Alexander "Alick" Morvaren Maclean (20 July 1872 – 18 May 1936) was an English composer and conductor.

==Life==
Maclean's father Charles Maclean was Director of Music at Eton College. The younger Maclean was born there and later went to the school. He was intended for an army career, but resigned his commission in 1921 to continue his musical studies.

He became interested in opera early and wrote his three-act comic opera Crichton at the age of 20. Quentin Durward, originally called The King's Prize, followed in 1894, the first to be staged. It was revived in January 1920 at the Theatre Royal, Newcastle-on-Tyne by the Carl Rosa Opera Company. Then came an 'English' verismo work called Petruccio, which was presented in a double-bill with Cavalleria rusticana at the Royal Opera in London, on 29 June 1895. As an opera composer he enjoyed more success in Germany than in England, and two of his later works were staged in Mainz. The librettist for all his works was his sister, writing under the pseudonym Sheridan Ross.

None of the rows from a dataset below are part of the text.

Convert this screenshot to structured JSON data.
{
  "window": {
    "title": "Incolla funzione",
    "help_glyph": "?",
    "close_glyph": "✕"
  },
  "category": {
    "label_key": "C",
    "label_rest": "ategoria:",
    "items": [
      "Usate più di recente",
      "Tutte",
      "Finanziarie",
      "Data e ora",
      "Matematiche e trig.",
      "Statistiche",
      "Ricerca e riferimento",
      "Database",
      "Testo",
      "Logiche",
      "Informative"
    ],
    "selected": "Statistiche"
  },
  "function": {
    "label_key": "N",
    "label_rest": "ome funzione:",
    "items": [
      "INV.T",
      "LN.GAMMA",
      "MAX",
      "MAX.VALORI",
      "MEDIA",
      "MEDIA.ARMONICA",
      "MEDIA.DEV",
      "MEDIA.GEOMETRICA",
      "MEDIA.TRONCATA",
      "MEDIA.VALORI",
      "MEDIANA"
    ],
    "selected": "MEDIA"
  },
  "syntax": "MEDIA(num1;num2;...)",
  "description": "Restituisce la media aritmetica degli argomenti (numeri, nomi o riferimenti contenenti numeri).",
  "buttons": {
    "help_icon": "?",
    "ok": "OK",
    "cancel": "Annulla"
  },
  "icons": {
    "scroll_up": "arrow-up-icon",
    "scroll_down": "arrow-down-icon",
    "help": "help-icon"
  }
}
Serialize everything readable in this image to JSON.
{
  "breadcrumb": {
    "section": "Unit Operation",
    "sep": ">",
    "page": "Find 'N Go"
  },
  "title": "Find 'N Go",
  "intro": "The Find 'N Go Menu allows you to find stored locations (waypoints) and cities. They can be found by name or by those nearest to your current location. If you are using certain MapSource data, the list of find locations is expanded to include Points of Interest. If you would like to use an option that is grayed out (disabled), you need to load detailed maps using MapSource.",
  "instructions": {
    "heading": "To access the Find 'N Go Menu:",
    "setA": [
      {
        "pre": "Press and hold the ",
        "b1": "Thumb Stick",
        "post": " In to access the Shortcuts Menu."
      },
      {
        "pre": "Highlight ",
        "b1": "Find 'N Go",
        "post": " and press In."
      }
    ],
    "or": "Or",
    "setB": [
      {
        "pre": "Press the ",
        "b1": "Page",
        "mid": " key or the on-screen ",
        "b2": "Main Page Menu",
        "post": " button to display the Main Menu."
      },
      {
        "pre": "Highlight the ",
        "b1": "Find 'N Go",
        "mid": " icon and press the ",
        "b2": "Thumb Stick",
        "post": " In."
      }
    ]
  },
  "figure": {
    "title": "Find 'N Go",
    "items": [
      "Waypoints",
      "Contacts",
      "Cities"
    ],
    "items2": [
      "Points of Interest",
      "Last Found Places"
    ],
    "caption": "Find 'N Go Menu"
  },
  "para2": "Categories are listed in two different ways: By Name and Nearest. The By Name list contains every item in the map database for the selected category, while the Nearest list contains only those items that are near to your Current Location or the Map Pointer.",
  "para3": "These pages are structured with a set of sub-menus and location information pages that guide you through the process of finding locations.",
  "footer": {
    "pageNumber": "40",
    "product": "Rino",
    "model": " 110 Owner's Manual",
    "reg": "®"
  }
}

Between 1899 and 1912 Maclean was the musical director of Wyndham’s Theatres, where he wrote incidental music. From 1912 to 1935 he conducted the Spa Orchestra at Scarborough. The Queen's Hall Light Orchestra was founded in 1916 with Maclean as conductor to cater for the growing demand for light music at the Queen's Hall Chappell Ballad Concerts. He stayed until 1923. Through the orchestra Maclean met Eric Coates, who became a close friend.

At the Scarborough Music Festival of 1920, which he directed and conducted, Maclean put on concert versions of his operas Quentin Durward, The Hunchback of Cremona and scenes from his oratorio The Annunciation. He died in London in 1936.

===Stage works===
- Crichton (unperformed, c. 1892)
- Quentin Durward (London, 1894)
- Petruccio (London, 1895)
- Die Liebegeige (The Hunchback of Cremona) (Mainz, 1906)
- Maître Seiler (London, 1909)
- Die Waldidylle (Mainz, 1913)

===Choral===
- The Annunciation, oratorio (1909)
- Choral Song
- Lament
- At the Eastern Gate (1922)

===Orchestral===
- The Jest, overture (from his incidental music)
- The Mayflower, symphonic prelude (performed 1923)
- Mistralia, tone poem (1932)
- Rapsodie monégasque (1935)
- Rapsodie monégasque (1935)

===Recordings===
Maclean recorded for His Master's Voice and Columbia, especially with the New Queen’s Hall Light Orchestra.

==Quentin Maclean==
His son Quentin Maclean (1896–1962) was a theatre organist who also gave the British premiere of Hindemith's Organ Concerto in 1934 and composed his own Organ Concerto in 1935. Maclean was one of four organists to perform for the inauguration of the BBC Theatre Organ in 1936. He emigrated to Canada in 1939.